PLoS One. 2014 May 20;9(5):e97530. doi: 10.1371/journal.pone.0097530. eCollection 2014.
To obtain predictive genes with lower redundancy and better interpretability, a hybrid gene selection method encoding prior information is proposed in this paper. To begin with, the prior information referred to as gene-to-class sensitivity (GCS) of all genes from microarray data is exploited by a single hidden layered feedforward neural network (SLFN). Then, to select more representative and lower redundant genes, all genes are grouped into some clusters by K-means method, and some low sensitive genes are filtered out according to their GCS values. Finally, a modified binary particle swarm optimization (BPSO) encoding the GCS information is proposed to perform further gene selection from the remainder genes. For considering the GCS information, the proposed method selects those genes highly correlated to sample classes. Thus, the low redundant gene subsets obtained by the proposed method also contribute to improve classification accuracy on microarray data.

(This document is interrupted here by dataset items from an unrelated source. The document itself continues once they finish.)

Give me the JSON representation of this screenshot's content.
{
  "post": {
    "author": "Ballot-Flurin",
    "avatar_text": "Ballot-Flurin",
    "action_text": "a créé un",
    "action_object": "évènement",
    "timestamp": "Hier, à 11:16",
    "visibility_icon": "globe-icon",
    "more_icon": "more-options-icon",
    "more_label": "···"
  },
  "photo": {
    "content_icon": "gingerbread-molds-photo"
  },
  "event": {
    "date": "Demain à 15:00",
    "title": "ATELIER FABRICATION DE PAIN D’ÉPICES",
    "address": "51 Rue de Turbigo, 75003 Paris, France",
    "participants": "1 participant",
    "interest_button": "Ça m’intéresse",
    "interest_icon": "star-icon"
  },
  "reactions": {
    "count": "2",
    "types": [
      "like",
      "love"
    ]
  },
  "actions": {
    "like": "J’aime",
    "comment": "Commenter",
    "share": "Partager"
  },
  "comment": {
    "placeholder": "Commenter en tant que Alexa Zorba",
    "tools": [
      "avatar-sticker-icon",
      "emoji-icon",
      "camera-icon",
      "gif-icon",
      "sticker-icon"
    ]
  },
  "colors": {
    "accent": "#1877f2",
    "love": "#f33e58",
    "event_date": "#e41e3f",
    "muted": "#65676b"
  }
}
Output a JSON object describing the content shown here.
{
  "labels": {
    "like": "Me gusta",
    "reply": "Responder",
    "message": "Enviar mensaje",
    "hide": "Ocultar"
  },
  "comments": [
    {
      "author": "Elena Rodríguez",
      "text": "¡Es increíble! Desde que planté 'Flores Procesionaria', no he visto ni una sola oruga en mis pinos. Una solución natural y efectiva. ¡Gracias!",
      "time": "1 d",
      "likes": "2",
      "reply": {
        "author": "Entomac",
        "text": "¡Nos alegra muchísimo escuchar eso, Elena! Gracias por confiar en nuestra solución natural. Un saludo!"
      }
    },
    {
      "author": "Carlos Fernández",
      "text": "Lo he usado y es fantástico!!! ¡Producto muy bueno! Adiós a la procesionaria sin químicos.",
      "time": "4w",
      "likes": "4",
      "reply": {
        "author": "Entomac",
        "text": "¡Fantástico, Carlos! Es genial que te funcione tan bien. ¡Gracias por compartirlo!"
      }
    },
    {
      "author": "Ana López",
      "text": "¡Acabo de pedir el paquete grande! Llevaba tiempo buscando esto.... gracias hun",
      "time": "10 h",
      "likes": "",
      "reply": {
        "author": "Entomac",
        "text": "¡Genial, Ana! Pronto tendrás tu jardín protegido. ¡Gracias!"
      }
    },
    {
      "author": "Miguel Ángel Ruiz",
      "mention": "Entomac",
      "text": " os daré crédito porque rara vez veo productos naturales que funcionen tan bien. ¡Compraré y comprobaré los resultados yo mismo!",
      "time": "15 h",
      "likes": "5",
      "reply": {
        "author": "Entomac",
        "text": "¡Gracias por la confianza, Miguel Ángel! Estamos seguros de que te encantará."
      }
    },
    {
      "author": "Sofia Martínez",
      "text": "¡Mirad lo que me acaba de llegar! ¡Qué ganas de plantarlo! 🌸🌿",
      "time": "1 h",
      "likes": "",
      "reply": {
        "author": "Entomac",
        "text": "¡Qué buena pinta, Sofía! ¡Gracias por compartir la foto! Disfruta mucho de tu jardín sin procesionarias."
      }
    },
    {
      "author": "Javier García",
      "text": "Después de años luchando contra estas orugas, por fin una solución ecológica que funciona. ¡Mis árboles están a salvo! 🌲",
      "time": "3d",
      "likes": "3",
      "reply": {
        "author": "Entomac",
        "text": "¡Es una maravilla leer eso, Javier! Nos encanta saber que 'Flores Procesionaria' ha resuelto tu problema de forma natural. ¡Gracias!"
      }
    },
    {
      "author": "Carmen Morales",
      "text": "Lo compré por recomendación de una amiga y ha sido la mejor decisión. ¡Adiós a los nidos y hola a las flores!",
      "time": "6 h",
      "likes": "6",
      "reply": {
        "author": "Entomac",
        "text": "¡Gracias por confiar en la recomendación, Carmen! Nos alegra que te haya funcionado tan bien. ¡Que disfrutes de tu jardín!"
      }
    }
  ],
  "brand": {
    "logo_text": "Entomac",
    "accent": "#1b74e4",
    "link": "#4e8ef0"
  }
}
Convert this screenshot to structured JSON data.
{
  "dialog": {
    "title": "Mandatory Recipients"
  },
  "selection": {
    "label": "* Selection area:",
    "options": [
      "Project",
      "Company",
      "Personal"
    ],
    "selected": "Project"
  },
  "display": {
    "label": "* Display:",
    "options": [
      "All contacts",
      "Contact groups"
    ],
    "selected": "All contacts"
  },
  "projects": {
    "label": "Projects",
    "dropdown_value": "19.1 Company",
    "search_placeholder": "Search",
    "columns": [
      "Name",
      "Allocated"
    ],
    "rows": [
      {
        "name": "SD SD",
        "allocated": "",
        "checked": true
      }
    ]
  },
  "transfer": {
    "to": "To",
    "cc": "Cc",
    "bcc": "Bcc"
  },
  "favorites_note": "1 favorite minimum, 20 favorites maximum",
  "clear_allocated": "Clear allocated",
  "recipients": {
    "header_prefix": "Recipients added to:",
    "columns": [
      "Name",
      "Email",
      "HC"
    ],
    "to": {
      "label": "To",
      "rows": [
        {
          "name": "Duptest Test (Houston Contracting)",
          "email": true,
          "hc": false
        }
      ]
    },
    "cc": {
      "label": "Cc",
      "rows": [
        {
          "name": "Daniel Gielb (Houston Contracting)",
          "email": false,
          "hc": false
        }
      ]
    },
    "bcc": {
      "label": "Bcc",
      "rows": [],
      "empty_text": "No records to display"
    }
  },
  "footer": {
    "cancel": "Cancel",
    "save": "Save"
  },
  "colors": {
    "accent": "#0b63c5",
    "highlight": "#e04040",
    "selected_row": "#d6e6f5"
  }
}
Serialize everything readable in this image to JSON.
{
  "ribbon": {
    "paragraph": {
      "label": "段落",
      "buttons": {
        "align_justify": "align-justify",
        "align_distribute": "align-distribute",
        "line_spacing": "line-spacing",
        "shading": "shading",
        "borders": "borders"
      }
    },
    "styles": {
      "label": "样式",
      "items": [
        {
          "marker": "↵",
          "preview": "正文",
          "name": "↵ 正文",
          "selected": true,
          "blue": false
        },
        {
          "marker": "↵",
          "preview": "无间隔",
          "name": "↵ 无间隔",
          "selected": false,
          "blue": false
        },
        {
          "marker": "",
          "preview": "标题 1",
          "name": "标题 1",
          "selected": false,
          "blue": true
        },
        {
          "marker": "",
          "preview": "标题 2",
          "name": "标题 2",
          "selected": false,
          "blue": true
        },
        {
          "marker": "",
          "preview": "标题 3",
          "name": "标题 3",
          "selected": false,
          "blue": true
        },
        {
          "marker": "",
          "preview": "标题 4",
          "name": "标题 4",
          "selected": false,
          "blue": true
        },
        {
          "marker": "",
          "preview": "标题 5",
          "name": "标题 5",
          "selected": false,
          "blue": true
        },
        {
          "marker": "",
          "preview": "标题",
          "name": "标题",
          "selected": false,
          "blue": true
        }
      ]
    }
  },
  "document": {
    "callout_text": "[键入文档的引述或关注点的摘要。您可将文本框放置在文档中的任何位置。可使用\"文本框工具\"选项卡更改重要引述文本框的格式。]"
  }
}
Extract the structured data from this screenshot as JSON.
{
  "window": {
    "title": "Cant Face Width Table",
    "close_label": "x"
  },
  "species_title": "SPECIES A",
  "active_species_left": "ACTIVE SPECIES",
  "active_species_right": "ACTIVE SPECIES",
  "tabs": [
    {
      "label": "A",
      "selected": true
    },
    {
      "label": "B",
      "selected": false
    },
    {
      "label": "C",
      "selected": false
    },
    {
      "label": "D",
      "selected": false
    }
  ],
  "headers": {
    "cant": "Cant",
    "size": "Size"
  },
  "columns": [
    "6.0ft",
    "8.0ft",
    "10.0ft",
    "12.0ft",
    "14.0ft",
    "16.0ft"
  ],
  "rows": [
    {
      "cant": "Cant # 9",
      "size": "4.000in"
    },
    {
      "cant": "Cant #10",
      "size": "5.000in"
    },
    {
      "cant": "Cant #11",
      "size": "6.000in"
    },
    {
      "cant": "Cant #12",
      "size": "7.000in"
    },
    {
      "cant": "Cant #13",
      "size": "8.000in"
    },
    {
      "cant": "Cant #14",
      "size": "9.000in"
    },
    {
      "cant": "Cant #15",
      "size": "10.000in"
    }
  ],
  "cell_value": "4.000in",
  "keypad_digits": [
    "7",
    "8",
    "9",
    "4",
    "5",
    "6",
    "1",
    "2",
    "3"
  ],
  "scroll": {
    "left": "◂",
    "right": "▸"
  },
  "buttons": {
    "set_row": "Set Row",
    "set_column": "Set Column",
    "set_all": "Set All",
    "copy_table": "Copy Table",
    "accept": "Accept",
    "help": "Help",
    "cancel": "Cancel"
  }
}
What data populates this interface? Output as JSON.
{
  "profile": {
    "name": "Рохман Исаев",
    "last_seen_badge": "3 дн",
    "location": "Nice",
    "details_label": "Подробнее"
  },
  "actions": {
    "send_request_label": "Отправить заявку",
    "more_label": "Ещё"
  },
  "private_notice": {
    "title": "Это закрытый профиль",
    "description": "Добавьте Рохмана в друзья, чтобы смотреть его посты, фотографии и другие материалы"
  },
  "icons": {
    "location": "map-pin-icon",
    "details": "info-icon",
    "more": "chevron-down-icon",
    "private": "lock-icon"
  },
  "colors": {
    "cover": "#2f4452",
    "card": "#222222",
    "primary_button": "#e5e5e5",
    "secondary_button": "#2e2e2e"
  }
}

The experiments results on some open microarray data verify the effectiveness and efficiency of the proposed approach.
为了获得冗余度更低且可解释性更强的预测基因,本文提出了一种编码先验信息的混合基因选择方法。首先,通过单隐藏层前馈神经网络(SLFN)利用来自微阵列数据的所有基因的先验信息,即基因对类的敏感性(GCS)。然后,为了选择更具代表性且冗余度更低的基因,采用K均值方法将所有基因分组为若干簇,并根据其GCS值过滤掉一些低敏感性基因。最后,提出了一种编码GCS信息的改进二进制粒子群优化(BPSO)算法,从剩余基因中进一步进行基因选择。考虑到GCS信息,该方法选择那些与样本类别高度相关的基因。因此,所提方法获得的低冗余基因子集也有助于提高微阵列数据的分类准确率。在一些公开微阵列数据上的实验结果验证了所提方法的有效性和高效性。